Let’s try thinking of persons in this way. Imagine a person divided up into a number of different time-slices, or person stages. Can we tell a story about how those time-slices have to be connected to each other, in order to make up a single person? If we could do that, then we’d be able to answer puzzling questions about personal identity. Instead of asking whether A and B are one and the same person, we could instead ask whether a certain person stage A* and another person stage B* are parts of a single person.
Now, our next proposal about personal identity tells us that the way person stages have to be connected, in order to make up a single person, is by memory. The later stages in a person’s life have to remember events experienced by the earlier stages. As a first stab, we can formulate this as follows:
Proposal #4 (first stab): Stage A* and stage B* are parts of the same person iff the later stage remembers events experienced by the earlier stage (p. 26).
However, for a number of reasons, this formulation is too crude. Let’s try fixing it up.
First, we shouldn’t require that the memories have to actually be played back right at that moment. It should be enough that the later stage is able to remember the events.
For another thing, we want to make sure we’re talking about genuine memories, not mere apparent memories. The mere fact that I seem to remember events in Napoleon’s life does not make me the same person as Napoleon.
Third, we want to make sure that we’re talking about events remembered “from the inside.” I remember my sister getting ready for her high school prom, and that’s an event which my sister experienced. But that doesn’t make me the same person as my sister. I remember that event “from the outside,” whereas she remembers it “from the inside.” It’s only the latter sorts of memories that should count when we’re making judgments about personal identity.

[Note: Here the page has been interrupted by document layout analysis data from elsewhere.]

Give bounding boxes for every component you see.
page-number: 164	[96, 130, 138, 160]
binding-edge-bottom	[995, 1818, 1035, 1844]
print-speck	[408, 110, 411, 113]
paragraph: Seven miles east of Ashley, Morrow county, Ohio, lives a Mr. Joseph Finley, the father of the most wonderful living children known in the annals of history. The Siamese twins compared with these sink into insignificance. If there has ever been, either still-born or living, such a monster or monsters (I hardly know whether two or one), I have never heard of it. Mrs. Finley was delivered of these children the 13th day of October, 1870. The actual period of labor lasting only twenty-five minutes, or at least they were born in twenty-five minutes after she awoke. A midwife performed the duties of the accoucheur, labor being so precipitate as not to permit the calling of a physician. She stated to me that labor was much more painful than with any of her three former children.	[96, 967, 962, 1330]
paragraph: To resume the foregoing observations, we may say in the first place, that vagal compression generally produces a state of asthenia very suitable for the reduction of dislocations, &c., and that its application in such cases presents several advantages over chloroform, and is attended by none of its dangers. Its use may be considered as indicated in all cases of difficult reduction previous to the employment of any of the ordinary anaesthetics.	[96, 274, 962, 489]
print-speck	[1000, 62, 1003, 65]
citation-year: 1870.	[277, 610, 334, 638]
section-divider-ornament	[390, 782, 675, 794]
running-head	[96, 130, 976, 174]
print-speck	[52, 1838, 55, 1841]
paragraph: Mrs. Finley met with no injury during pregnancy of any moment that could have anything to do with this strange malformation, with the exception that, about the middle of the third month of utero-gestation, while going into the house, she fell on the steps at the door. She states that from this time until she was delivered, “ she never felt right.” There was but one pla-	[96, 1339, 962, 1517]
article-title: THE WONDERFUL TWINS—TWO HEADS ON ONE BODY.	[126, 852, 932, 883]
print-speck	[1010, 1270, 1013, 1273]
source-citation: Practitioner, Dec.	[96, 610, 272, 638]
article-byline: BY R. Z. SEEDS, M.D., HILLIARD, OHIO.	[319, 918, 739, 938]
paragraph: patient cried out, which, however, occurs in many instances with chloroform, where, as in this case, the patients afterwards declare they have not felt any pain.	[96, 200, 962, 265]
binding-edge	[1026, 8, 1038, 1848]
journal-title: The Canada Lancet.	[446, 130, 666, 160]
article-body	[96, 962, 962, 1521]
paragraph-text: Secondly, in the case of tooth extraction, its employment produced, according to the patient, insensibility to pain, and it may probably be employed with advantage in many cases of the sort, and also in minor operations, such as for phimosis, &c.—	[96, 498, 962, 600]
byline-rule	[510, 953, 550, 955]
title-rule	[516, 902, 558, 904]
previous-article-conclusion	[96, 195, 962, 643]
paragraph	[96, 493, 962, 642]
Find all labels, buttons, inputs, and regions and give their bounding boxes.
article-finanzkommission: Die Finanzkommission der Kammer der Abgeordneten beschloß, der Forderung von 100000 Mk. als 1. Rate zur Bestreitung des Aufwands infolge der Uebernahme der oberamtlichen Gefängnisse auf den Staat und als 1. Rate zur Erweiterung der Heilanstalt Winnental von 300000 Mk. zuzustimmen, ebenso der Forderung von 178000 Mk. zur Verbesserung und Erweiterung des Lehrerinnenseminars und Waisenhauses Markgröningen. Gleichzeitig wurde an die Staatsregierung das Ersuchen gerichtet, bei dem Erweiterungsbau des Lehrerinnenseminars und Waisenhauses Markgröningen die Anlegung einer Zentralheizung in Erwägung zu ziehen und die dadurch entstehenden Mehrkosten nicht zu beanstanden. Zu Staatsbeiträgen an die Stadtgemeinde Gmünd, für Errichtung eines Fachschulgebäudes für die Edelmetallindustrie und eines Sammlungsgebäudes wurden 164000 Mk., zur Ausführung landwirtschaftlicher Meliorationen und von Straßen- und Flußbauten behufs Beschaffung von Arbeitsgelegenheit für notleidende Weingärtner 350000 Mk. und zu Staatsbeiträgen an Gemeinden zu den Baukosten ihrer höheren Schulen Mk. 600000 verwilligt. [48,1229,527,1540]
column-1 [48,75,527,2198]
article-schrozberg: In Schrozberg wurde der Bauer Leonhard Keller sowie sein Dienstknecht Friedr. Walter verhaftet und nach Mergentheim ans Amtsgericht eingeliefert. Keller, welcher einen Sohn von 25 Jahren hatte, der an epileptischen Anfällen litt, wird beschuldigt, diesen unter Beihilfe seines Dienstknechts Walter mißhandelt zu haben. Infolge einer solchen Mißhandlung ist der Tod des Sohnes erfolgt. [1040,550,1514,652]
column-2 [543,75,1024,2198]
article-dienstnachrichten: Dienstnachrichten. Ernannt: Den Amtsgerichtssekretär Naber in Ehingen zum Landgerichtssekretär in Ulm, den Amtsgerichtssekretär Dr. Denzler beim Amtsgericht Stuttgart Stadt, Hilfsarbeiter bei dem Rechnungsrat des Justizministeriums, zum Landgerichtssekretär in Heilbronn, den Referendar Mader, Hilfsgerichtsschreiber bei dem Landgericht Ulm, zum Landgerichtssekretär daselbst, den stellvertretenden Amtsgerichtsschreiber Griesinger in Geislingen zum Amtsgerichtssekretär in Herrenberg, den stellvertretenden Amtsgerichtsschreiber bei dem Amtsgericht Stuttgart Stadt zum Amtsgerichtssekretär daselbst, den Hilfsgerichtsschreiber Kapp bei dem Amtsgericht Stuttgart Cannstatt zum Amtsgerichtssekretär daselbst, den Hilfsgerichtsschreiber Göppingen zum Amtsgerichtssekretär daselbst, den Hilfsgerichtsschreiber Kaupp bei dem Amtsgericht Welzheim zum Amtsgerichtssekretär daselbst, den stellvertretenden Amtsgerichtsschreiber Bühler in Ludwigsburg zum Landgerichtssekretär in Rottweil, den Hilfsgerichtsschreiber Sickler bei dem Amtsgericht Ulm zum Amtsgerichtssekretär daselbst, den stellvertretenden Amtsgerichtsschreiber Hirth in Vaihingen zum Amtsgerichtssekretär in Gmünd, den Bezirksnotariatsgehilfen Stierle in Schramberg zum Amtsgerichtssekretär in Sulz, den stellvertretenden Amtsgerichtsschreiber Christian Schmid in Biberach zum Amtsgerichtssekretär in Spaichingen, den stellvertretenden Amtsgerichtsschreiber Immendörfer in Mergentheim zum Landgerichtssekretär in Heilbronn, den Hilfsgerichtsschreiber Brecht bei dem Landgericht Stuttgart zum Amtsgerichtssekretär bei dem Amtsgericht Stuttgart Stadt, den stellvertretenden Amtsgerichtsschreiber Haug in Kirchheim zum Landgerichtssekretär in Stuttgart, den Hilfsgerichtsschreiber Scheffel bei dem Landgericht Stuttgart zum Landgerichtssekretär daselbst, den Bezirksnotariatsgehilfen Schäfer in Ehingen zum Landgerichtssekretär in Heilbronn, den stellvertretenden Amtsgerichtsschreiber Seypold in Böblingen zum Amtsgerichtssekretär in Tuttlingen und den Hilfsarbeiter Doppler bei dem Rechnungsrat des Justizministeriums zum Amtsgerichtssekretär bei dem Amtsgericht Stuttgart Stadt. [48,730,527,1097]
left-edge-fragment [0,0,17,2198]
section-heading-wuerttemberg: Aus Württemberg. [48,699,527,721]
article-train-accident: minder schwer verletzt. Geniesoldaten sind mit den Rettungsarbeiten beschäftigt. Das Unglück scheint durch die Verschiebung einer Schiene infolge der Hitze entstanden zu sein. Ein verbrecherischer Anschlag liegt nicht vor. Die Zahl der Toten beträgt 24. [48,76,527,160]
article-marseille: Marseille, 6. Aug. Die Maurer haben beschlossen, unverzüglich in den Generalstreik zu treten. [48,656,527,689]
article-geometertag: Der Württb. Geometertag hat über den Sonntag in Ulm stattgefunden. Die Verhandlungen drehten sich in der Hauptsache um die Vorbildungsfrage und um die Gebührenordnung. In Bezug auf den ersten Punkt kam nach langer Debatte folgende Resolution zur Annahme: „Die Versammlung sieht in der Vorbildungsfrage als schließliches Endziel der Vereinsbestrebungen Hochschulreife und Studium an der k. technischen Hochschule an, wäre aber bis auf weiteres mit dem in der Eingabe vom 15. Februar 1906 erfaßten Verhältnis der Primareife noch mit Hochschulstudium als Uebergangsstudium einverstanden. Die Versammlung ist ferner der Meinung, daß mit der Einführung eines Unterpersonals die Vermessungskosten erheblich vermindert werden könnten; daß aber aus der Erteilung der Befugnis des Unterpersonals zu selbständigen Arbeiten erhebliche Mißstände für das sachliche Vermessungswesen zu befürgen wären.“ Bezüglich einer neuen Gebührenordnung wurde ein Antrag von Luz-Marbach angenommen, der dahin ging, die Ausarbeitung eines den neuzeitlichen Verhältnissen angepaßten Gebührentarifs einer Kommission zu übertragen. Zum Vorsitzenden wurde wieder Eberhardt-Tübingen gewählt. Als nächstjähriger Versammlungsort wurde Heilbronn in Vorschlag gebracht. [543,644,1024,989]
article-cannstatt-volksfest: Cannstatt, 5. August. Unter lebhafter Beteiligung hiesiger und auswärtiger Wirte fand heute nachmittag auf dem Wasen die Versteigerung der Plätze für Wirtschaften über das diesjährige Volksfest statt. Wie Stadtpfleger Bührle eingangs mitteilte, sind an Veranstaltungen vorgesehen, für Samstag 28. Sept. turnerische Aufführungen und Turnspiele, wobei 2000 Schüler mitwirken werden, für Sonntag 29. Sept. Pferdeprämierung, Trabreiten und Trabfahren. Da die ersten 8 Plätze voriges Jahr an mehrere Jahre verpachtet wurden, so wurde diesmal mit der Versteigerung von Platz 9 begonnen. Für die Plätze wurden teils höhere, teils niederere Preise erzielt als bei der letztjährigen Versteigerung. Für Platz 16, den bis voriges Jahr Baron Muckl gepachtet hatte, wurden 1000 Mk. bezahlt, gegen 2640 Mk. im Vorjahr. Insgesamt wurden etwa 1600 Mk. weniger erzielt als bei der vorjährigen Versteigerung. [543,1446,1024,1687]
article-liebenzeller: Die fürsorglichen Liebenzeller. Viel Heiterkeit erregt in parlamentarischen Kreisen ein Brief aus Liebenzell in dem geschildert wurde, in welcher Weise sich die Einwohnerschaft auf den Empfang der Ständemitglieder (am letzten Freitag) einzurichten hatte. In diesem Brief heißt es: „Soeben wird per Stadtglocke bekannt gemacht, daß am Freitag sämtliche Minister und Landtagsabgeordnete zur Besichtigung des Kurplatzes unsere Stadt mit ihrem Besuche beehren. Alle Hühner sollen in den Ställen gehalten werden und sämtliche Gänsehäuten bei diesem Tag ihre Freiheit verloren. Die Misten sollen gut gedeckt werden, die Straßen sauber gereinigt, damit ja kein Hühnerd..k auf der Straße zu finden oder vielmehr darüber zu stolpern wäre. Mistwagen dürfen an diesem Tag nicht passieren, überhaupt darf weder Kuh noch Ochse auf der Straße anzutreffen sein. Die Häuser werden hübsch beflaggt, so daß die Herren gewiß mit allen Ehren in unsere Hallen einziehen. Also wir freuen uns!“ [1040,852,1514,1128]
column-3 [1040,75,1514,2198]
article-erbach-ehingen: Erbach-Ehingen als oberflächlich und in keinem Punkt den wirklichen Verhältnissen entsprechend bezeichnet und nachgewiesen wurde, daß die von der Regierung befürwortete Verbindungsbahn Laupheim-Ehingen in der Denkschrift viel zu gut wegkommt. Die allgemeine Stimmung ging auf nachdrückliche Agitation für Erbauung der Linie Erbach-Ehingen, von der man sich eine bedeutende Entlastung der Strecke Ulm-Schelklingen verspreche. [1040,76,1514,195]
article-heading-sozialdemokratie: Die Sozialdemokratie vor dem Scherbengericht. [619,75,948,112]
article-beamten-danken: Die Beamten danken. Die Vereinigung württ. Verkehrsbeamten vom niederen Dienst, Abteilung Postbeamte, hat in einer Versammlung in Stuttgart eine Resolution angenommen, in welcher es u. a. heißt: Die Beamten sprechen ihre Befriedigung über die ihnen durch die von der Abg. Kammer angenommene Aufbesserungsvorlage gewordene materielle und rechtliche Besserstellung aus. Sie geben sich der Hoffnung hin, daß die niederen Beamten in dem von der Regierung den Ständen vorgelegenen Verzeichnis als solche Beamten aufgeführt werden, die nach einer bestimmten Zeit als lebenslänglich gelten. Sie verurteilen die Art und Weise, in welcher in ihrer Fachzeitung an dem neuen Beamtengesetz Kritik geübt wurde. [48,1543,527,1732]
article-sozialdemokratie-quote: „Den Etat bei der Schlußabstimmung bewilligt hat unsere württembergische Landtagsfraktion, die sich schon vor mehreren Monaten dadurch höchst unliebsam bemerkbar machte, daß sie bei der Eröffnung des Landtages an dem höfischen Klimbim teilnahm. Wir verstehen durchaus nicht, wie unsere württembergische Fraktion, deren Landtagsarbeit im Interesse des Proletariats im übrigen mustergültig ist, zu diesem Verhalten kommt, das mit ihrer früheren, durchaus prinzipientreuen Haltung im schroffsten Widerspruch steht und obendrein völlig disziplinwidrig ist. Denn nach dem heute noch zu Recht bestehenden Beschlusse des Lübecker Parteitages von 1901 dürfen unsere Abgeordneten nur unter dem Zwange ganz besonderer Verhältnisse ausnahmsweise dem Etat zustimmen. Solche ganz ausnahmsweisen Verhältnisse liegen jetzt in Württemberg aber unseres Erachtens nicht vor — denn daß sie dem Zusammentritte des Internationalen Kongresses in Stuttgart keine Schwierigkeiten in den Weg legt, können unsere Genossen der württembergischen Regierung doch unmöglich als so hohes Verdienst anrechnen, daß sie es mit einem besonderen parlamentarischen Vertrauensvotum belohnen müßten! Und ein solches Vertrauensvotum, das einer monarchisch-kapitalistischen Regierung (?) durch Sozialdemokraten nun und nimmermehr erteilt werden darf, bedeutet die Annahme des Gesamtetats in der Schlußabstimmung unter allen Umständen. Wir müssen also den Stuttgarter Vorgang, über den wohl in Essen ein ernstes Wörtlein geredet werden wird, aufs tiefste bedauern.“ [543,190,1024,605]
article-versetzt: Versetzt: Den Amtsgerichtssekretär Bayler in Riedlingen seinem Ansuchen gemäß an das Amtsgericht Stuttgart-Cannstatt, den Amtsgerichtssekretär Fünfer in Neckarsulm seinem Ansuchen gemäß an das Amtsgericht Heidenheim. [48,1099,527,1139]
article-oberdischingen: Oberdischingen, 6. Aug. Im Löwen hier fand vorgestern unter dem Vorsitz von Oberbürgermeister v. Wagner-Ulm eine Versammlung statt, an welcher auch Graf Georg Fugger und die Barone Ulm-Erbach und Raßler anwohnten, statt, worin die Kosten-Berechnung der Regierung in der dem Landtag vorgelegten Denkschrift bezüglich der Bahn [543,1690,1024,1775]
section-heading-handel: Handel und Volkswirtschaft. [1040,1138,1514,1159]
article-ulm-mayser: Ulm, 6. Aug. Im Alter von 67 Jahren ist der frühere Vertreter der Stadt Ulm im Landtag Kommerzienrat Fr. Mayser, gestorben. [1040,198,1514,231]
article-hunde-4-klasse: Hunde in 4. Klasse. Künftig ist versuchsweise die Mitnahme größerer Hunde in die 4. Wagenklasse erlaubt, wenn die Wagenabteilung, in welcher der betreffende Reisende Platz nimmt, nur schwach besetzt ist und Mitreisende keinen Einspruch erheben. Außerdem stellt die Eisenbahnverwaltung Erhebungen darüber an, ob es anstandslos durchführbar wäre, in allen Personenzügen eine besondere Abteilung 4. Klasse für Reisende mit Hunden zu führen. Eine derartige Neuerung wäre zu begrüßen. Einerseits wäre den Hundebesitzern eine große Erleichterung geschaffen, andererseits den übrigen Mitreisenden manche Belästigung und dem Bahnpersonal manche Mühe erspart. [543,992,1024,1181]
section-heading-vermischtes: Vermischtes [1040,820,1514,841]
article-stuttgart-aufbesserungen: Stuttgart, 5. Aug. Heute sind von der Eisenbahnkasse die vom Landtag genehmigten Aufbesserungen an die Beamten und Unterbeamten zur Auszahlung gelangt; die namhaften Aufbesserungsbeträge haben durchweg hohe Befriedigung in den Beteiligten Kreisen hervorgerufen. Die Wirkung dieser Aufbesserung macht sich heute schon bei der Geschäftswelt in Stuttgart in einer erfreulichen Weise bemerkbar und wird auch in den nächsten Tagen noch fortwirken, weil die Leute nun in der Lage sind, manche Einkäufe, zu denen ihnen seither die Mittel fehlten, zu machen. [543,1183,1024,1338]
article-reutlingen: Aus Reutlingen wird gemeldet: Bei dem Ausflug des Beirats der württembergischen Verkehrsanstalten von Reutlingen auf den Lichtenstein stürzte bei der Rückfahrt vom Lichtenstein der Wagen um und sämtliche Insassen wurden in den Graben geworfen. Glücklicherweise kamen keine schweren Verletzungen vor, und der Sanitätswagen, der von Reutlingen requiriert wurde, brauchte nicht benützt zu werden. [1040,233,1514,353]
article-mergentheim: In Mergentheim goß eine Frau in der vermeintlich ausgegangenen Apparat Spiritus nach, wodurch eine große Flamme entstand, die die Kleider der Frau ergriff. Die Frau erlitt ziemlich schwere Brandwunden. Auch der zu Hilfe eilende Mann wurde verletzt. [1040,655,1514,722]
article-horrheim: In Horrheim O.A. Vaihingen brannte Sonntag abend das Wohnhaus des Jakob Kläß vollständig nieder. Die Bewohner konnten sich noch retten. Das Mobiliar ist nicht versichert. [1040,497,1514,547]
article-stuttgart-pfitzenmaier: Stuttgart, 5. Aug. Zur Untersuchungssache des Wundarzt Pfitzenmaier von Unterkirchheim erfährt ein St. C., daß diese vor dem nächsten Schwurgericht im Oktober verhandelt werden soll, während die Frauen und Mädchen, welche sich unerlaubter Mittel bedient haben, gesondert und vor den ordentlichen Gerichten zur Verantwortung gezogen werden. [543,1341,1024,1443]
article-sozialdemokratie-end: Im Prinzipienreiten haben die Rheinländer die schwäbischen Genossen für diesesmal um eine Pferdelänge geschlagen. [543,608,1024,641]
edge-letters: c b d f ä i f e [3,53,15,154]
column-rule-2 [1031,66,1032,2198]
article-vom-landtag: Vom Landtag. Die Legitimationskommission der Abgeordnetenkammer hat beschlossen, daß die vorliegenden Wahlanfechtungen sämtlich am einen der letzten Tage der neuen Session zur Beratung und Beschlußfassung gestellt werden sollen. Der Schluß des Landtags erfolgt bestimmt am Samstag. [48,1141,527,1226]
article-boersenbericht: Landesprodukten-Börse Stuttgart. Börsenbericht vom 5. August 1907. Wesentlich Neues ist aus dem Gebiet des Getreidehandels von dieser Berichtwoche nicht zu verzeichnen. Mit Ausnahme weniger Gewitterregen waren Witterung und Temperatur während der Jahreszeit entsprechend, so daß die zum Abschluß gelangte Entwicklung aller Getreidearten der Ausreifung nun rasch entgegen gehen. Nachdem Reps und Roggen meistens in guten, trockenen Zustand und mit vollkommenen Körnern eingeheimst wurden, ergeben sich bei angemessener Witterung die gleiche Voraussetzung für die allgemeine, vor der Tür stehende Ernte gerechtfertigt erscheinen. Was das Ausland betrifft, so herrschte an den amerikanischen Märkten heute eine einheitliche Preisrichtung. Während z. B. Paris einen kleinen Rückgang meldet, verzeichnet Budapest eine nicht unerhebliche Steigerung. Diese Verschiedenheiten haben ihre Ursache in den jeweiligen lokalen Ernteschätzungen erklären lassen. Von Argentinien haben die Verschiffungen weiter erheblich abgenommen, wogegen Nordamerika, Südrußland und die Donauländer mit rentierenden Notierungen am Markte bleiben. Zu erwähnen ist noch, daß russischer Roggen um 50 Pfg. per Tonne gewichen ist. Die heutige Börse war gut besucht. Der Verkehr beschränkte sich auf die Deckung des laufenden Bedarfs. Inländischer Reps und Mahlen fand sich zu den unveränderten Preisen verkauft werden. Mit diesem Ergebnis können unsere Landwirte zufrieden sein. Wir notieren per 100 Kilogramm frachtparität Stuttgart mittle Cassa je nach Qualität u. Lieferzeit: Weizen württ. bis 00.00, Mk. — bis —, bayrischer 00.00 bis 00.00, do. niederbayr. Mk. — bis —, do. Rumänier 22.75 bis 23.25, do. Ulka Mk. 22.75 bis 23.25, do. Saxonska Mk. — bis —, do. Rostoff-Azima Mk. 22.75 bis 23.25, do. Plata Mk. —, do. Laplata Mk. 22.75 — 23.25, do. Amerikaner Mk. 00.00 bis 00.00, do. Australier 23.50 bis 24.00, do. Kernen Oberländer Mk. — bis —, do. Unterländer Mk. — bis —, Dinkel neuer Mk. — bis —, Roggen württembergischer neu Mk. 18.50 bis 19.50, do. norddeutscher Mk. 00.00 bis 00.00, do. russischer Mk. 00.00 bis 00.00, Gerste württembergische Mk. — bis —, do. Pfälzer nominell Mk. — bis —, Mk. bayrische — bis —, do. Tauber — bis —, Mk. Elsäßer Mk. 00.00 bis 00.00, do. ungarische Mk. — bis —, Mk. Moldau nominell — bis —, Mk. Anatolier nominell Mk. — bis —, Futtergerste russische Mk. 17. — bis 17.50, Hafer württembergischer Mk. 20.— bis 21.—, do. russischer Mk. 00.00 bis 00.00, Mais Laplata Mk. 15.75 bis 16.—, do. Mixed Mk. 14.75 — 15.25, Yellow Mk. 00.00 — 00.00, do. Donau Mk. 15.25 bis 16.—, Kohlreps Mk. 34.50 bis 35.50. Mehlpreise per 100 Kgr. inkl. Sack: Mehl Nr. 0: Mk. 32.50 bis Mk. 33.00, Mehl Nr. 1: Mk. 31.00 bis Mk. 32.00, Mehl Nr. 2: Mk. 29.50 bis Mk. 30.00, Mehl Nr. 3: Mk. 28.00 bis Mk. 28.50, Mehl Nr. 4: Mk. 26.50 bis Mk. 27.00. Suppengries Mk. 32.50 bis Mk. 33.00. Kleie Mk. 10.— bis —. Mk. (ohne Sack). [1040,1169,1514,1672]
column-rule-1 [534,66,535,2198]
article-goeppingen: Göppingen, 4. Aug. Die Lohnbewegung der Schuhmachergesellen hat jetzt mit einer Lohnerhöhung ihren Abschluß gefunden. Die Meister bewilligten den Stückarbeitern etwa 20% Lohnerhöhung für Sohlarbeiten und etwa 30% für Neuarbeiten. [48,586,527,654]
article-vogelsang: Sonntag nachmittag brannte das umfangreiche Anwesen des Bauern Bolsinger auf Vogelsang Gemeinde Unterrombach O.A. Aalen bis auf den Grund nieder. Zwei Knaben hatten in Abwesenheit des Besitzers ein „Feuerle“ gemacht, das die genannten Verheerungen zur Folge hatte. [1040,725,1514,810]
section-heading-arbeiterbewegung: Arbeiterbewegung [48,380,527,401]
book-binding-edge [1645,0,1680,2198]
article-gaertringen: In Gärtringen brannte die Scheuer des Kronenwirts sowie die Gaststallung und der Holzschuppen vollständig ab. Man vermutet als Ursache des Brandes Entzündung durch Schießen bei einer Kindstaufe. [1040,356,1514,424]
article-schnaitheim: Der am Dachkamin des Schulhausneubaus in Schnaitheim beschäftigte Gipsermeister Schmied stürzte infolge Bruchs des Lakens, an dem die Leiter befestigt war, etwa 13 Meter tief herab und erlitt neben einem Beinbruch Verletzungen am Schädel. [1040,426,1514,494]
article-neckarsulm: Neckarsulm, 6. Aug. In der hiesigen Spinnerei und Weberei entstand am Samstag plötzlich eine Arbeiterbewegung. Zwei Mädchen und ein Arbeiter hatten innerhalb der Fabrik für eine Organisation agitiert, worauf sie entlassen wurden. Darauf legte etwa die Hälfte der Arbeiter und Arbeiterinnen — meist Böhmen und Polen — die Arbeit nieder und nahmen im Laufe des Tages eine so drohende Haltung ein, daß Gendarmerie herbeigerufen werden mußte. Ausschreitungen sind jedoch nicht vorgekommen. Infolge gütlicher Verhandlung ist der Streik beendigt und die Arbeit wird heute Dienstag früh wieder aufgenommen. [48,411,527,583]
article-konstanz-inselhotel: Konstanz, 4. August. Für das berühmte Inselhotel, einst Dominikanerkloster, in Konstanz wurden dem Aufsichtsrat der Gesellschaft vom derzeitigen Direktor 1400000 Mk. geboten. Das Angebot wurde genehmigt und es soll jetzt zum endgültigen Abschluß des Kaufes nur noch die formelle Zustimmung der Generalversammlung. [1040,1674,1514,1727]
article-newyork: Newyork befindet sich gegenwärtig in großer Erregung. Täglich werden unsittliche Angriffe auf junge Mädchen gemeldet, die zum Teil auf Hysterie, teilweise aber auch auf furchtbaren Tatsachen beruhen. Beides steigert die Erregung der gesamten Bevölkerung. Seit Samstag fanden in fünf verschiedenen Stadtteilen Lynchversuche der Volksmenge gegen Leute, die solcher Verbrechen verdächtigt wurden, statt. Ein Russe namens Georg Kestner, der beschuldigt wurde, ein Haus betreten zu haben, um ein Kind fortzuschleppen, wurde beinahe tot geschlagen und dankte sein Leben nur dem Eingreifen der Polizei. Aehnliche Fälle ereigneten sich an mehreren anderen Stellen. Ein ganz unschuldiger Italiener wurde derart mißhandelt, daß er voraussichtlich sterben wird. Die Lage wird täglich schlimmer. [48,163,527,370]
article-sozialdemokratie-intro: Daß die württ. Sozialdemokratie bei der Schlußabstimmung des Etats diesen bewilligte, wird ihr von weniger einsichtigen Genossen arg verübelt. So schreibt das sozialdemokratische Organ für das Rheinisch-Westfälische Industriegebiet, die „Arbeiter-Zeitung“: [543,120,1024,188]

Fourth, it’s too strict to require that later stages in a person’s life remember some event experienced by each earlier stage in that person’s life. People can forget things, while still remaining the same person. So A* might be an early part of the same person as B*, even though B* cannot remember any of the events experienced by A*.
What we should require, instead, is that there be a list of person-stages, where the later stage at each link remembers events experienced by the immediately preceding stage. So long as A* and B* are connected by such a chain, it is not necessary that B* remembers any of the events that A* himself experienced.
Putting all of these together, we get a fixed-up version of Proposal #4:
Proposal #4 (fixed-up version): Stage A* and stage B* are parts of the same person iff they are parts of a list or chain, all of whose later stages genuinely remember (or are able to remember) “from the inside” (enough details of some) events experienced by the immediately preceding stages.